Pour les brûleurs de gras, qui contiennent aussi de la caféine, les produits achetés dépassent la dose maximale, et ce, même en excluant les éléments actifs provenant de plantes qui n'apparaissent pas toujours sur l'emballage. Les effets néfastes de la caféine à forte dose sont nombreux : insomnie, irritabilité, nervosité, nausées ou diarrhée.

Selon Santé Canada, les produits contenant de l'éphédrine peuvent aussi entraîner des effets graves, voire fatals, s'ils sont combinés à la caféine et à d'autres stimulants. La dose maximale de ce produit ne devrait par dépasser 32 mg par jour. Cette dose représente quatre comprimés dans le flacon vendu à l'adolescent du Journal.

Sur son site, le gouvernement admet que les Canadiens consomment de nombreuses préparations contenant de l'éphédrine, dont la vente est interdite au Canada.

Dérèglement hormonal

«Il y a une différence majeure entre les effets d'un café et celui de la caféine en comprimé. L'éphédrine non plus ne devrait pas être accessible. C'est un mélange explosif et dangereux», ajoute Mélanie Olivier, ex-nutritionniste officielle du Comité olympique canadien à Pékin et partenaire de plusieurs athlètes d'élite, dont le boxeur Lucian Bute. Au sujet des fat burner, elle juge que la vente aux mineurs est irresponsable en raison des risques élevés.

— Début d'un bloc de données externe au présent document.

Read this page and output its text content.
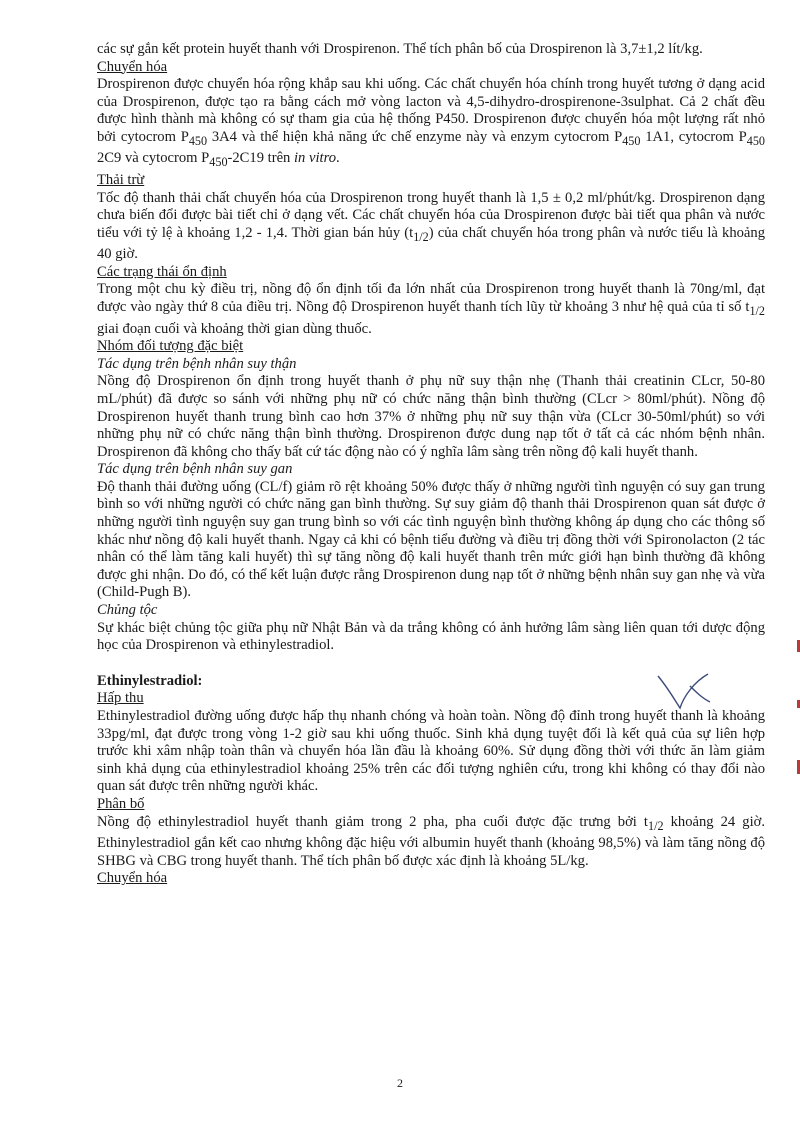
các sự gắn kết protein huyết thanh với Drospirenon. Thể tích phân bố của Drospirenon là 3,7±1,2 lít/kg.

Chuyển hóa

Drospirenon được chuyển hóa rộng khắp sau khi uống. Các chất chuyển hóa chính trong huyết tương ở dạng acid của Drospirenon, được tạo ra bằng cách mở vòng lacton và 4,5-dihydro-drospirenone-3sulphat. Cả 2 chất đều được hình thành mà không có sự tham gia của hệ thống P450. Drospirenon được chuyển hóa một lượng rất nhỏ bởi cytocrom $P_{450}$ 3A4 và thể hiện khả năng ức chế enzyme này và enzym cytocrom $P_{450}$ 1A1, cytocrom $P_{450}$ 2C9 và cytocrom $P_{450}-2C19$ trên in vitro.

Thải trừ

Tốc độ thanh thải chất chuyển hóa của Drospirenon trong huyết thanh là 1,5 ± 0,2 ml/phút/kg. Drospirenon dạng chưa biến đổi được bài tiết chỉ ở dạng vết. Các chất chuyển hóa của Drospirenon được bài tiết qua phân và nước tiểu với tỷ lệ à khoảng 1,2 - 1,4. Thời gian bán hủy $(t_{1/2})$ của chất chuyển hóa trong phân và nước tiểu là khoảng 40 giờ.

Các trạng thái ổn định

Trong một chu kỳ điều trị, nồng độ ổn định tối đa lớn nhất của Drospirenon trong huyết thanh là 70ng/ml, đạt được vào ngày thứ 8 của điều trị. Nồng độ Drospirenon huyết thanh tích lũy từ khoảng 3 như hệ quả của tỉ số $t_{1/2}$ giai đoạn cuối và khoảng thời gian dùng thuốc.

Nhóm đối tượng đặc biệt

Tác dụng trên bệnh nhân suy thận

Nồng độ Drospirenon ổn định trong huyết thanh ở phụ nữ suy thận nhẹ (Thanh thải creatinin CLcr, 50-80 mL/phút) đã được so sánh với những phụ nữ có chức năng thận bình thường (CLcr > 80ml/phút). Nồng độ Drospirenon huyết thanh trung bình cao hơn 37% ở những phụ nữ suy thận vừa (CLcr 30-50ml/phút) so với những phụ nữ có chức năng thận bình thường. Drospirenon được dung nạp tốt ở tất cả các nhóm bệnh nhân. Drospirenon đã không cho thấy bất cứ tác động nào có ý nghĩa lâm sàng trên nồng độ kali huyết thanh.

Tác dụng trên bệnh nhân suy gan

Độ thanh thải đường uống (CL/f) giảm rõ rệt khoảng 50% được thấy ở những người tình nguyện có suy gan trung bình so với những người có chức năng gan bình thường. Sự suy giảm độ thanh thải Drospirenon quan sát được ở những người tình nguyện suy gan trung bình so với các tình nguyện bình thường không áp dụng cho các thông số khác như nồng độ kali huyết thanh. Ngay cả khi có bệnh tiểu đường và điều trị đồng thời với Spironolacton (2 tác nhân có thể làm tăng kali huyết) thì sự tăng nồng độ kali huyết thanh trên mức giới hạn bình thường đã không được ghi nhận. Do đó, có thể kết luận được rằng Drospirenon dung nạp tốt ở những bệnh nhân suy gan nhẹ và vừa (Child-Pugh B).

Chủng tộc

Sự khác biệt chủng tộc giữa phụ nữ Nhật Bản và da trắng không có ảnh hưởng lâm sàng liên quan tới dược động học của Drospirenon và ethinylestradiol.

Ethinylestradiol:

Hấp thu

Ethinylestradiol đường uống được hấp thụ nhanh chóng và hoàn toàn. Nồng độ đỉnh trong huyết thanh là khoảng 33pg/ml, đạt được trong vòng 1-2 giờ sau khi uống thuốc. Sinh khả dụng tuyệt đối là kết quả của sự liên hợp trước khi xâm nhập toàn thân và chuyển hóa lần đầu là khoảng 60%. Sử dụng đồng thời với thức ăn làm giảm sinh khả dụng của ethinylestradiol khoảng 25% trên các đối tượng nghiên cứu, trong khi không có thay đổi nào quan sát được trên những người khác.

Phân bố

Nồng độ ethinylestradiol huyết thanh giảm trong 2 pha, pha cuối được đặc trưng bởi $t_{1/2}$ khoảng 24 giờ. Ethinylestradiol gắn kết cao nhưng không đặc hiệu với albumin huyết thanh (khoảng 98,5%) và làm tăng nồng độ SHBG và CBG trong huyết thanh. Thể tích phân bố được xác định là khoảng 5L/kg.

Chuyển hóa

2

«Quand on touche aux stimulants, on joue dans le métabolisme de base et on dérègle tout le système hormonal. Un joueur de 15 ans avec un surplus de poids se retrouvera hypertendu comme un adulte de 60 ans.»

Quant aux protéines en poudre (whey), Mélanie Olivier trouve étrange d'ajouter des calories au régime d'un sportif qui veut perdre du poids.

Selon elle, les oméga-3 (huile de poissons), classés acides gras essentiels, ne sont pas non plus une priorité chez les jeunes, qui ont d'autres déficits alimentaires à corriger préalablement.

Contamination élevée

La contamination élevée est aussi un problème majeur. «Il n'y a pas tellement de contrôles. On ne sait pas tout ce qu'il y a dans les produits. Il y a environ 20 % de contamination avec d'autres produits illégaux», affirme Marielle Ledoux, sommité canadienne en nutrition sportive et professeure à l'Université de Montréal. Cette proportion provient de données recueillies par le CIO en 2002.